On discuta aussi du statut de la minorité européenne et du sursis de trois ans qui lui était accordé pour faire son choix quant à la nationalité. Tout comme il fut question de la langue française qui devait cohabiter avec la langue arabe, selon le vœu de l'occupant. Enfin, on critiqua fortement les négociateurs pour avoir accepté le statut de la base navale de Mers El Kébir et le nucléaire d'In Ikker, de même qu'il leur fut reproché d'avoir «bradé les richesses pétrolières». Laroussi Khelifa, ingénieur agronome de formation, promu sous-préfet par l'administration française, qui avait rejoint le FLN en 1955 avant de devenir directeur de cabinet de Boussouf et n'était pas membre du CNRA, avait été convié par l'état-major comme expert pétrolier. Il pensait ainsi déstabiliser Dahlab, le rapporteur de la délégation des Rousses. «Vous avez donné le pétrole aux Français», avait-il lancé en direction du ministre des Affaires étrangères.
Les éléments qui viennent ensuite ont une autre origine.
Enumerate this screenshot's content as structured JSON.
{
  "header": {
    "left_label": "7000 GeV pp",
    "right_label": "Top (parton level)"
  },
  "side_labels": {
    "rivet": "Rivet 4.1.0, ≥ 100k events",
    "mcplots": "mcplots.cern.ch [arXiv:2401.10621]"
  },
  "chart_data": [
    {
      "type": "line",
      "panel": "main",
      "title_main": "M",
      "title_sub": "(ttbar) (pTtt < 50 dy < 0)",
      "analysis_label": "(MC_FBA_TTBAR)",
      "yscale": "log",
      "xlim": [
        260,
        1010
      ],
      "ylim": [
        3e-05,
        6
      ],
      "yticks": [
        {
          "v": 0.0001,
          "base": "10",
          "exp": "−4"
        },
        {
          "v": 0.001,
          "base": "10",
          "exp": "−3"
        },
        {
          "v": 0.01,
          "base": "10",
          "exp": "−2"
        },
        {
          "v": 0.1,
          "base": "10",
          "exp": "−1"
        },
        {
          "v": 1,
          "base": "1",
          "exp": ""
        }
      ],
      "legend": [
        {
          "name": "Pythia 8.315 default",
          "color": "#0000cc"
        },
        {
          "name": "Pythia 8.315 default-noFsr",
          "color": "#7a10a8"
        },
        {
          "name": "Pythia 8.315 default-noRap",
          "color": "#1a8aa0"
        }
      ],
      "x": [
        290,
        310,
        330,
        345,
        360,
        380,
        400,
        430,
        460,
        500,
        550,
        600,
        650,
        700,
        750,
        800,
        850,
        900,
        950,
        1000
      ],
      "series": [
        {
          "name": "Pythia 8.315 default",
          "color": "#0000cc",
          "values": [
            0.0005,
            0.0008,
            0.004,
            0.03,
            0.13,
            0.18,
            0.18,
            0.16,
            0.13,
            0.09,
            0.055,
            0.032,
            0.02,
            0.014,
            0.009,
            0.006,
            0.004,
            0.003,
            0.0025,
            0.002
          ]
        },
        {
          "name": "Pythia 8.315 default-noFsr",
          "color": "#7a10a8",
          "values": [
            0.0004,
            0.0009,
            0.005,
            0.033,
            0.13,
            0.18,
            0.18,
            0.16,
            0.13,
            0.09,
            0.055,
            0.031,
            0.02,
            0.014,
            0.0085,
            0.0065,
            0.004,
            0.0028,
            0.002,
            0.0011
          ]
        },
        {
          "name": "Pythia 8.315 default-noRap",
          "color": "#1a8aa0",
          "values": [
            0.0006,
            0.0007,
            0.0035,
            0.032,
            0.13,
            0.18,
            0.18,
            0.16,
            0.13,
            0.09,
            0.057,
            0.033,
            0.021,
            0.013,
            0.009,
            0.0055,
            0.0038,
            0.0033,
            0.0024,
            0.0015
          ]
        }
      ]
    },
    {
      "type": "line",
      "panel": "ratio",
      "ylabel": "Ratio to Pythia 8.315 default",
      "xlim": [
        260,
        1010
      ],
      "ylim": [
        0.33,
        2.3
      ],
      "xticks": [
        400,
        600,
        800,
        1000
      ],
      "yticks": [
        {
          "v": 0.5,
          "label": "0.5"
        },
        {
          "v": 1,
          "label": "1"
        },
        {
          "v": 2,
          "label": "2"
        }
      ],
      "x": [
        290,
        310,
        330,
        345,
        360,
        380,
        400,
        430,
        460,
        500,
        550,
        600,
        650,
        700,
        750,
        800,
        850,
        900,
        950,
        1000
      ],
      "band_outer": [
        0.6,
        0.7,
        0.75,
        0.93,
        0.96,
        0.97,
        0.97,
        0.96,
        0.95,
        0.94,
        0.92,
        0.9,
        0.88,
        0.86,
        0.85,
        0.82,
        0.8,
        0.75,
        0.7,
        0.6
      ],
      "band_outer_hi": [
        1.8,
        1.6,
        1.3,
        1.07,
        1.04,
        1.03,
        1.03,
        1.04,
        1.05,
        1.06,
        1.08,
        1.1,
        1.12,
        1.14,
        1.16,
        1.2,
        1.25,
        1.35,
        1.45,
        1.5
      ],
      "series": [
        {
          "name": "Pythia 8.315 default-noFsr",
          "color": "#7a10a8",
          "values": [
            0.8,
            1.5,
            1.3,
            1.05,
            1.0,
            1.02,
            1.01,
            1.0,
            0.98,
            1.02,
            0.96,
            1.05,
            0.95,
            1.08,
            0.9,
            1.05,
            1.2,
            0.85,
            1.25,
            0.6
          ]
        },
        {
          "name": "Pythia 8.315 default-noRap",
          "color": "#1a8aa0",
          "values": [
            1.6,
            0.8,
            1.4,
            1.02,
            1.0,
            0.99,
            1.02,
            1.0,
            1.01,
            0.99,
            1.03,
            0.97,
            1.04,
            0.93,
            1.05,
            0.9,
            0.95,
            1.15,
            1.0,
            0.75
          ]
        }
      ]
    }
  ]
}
Pour la petite histoire, il convient de signaler qu'un incident avait opposé les deux hommes lors de la première réunion des Rousses où Laroussi Khelifa assistait Dahlab pour les questions des hydrocarbures. Le MAE du GPRA affirme, à ce propos, qu'«il nous avait fait dire, lors d'une discussion sur ce sujet, des bêtises» ce qui permit à un des négociateurs français de «nous tourner en dérision». Dahlab, qui ne cachait pas sa colère, écrit : «De retour à Tunis, avant de faire quoi que ce soit, je téléphonai à Boussouf dont dépendait Khelifa pour lui dire : ‘‘Je ne veux plus voir Khelifa dans notre délégation, ni auprès de toi. Ni nulle part ailleurs''…»(1) Ceci expliquant cela, le futur ministre du Commerce dans le premier gouvernement Ben Bella (septembre 1962) sera imposé à la réunion du CNRA par les membres de l'EMG, sans doute désireux de relever des concessions qui auraient été faites aux Français. «Au lieu de me fâcher, cette présence m'amusa et décupla mes forces», écrit encore, non sans ironie, Dahlab.(2)
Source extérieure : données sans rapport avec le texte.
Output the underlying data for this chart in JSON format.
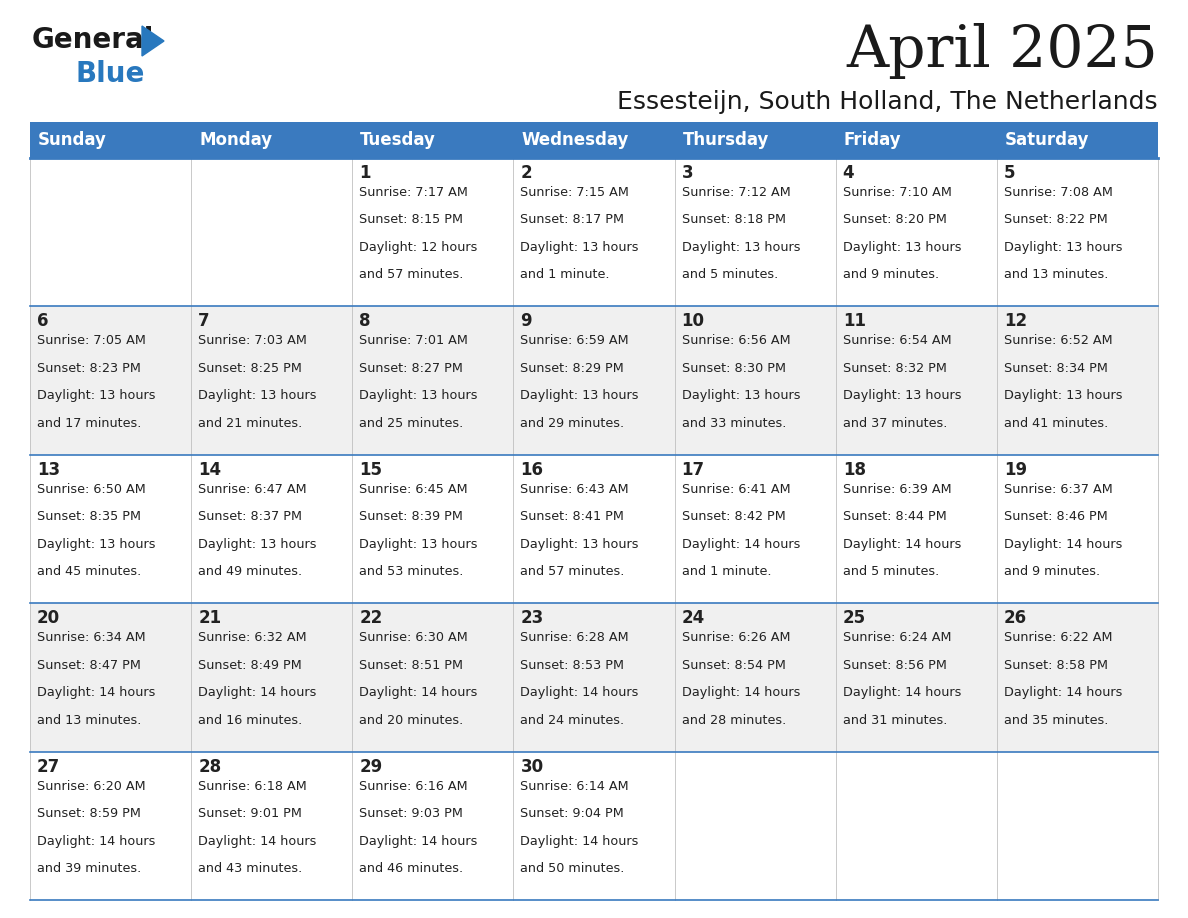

Rédha Malek, citant ce dernier, confirme : «Dahlab se fit ensuite plus explicite.» De leur côté, les Français ont consulté de Gaulle et ont accepté les Accords. «Du fait de l'acceptation de ces Accords par les Français, une remise en cause par nous exigerait une nouvelle politique (…) C'est après mûre réflexion que nous avons pensé à vous présenter ces accords qui substituent la situation de paix à celle de la guerre, sans être un obstacle à la révolution… Le mythe de l'Algérie française est tombé ; celui de Sahara mer africaine est tombé ; de même que le risque de partage dans le Nord est tombé.»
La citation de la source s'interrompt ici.